As I walked through the old city, I lost count of the funny signs, but was also surprised at the number of monuments and memorial plaques to writers, painters, musicians. What is it about Odessa that has made it so appealing not just to the con artists, but to the real ones as well?

Maybe it is Odessa’s rhythm – life here rolls on the beach with the waves, sways with jazz in the evenings, mixing the ’20s Dixieland music with folk Klezmer melodies and the nostalgic songs from the ’50s played in many restaurants.

Or maybe it is the food? You have to taste what Odessa is cooking.

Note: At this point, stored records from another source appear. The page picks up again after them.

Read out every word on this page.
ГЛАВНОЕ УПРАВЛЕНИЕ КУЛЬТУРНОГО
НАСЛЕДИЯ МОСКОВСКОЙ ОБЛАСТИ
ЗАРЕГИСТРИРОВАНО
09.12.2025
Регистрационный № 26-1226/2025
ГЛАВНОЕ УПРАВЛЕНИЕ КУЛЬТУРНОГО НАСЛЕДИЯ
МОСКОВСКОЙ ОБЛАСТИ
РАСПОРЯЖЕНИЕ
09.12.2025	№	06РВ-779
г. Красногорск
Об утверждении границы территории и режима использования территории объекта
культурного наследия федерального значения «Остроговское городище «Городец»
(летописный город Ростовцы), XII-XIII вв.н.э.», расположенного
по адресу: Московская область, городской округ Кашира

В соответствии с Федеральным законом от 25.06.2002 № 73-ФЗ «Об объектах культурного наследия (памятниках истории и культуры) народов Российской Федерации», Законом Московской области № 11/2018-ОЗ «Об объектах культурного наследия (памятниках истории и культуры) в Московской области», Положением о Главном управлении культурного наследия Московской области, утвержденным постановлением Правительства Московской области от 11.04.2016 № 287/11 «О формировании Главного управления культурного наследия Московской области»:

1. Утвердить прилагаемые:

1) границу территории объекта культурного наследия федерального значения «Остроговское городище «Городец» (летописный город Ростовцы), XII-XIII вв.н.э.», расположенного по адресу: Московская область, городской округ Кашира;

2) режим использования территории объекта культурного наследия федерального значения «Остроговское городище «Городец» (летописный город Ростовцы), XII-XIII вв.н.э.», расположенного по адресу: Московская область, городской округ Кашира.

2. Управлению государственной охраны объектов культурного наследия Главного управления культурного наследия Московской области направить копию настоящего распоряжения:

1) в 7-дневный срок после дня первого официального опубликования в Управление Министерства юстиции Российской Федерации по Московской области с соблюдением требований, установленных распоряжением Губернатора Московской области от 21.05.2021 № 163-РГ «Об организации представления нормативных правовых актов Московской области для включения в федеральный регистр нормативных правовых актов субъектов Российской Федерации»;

Fusion cuisine was invented here, in its cultural melting pot, two centuries before it became fashionable: French desserts are served after hearty Ukrainian soups; Jewish herring forshmack competes with Mediterranean meze-style starters. ‘Why did you return to Odessa?’ I asked Marina, the owner of the Gogol Mogol café, who had spent twenty years in New York.

She sat down with me for a piece of a cherry strudel and a coffee. ‘How come you don’t understand?!’ She looked shocked. ‘Odessa means everything to me! When I was in New York, I wasn’t living there, I was just waiting to come back…’

The Grande Dame Odessa is used to people leaving. She has lost count of how many ships she has seen off: the Black Sea merchant navy; the boats with the famous writers, philosophers and scientists thrown out of the country on Lenin’s orders in 1918; the war ships and the cruise liners; the Jewish Exodus in the 1970s and ’90s… 

The port

From the statue of the Duke Richelieu, her first Governor, at the top of the Potemkin steps, Odessa can see the port. She observes sailors, travellers and tourists, and knows that they will return – some after a few months, the others after many years. She watches, hoping that when they come back, she will feed them, guide them or even dance with them. Odessa remains a lady, still waiting. And she is still laughing.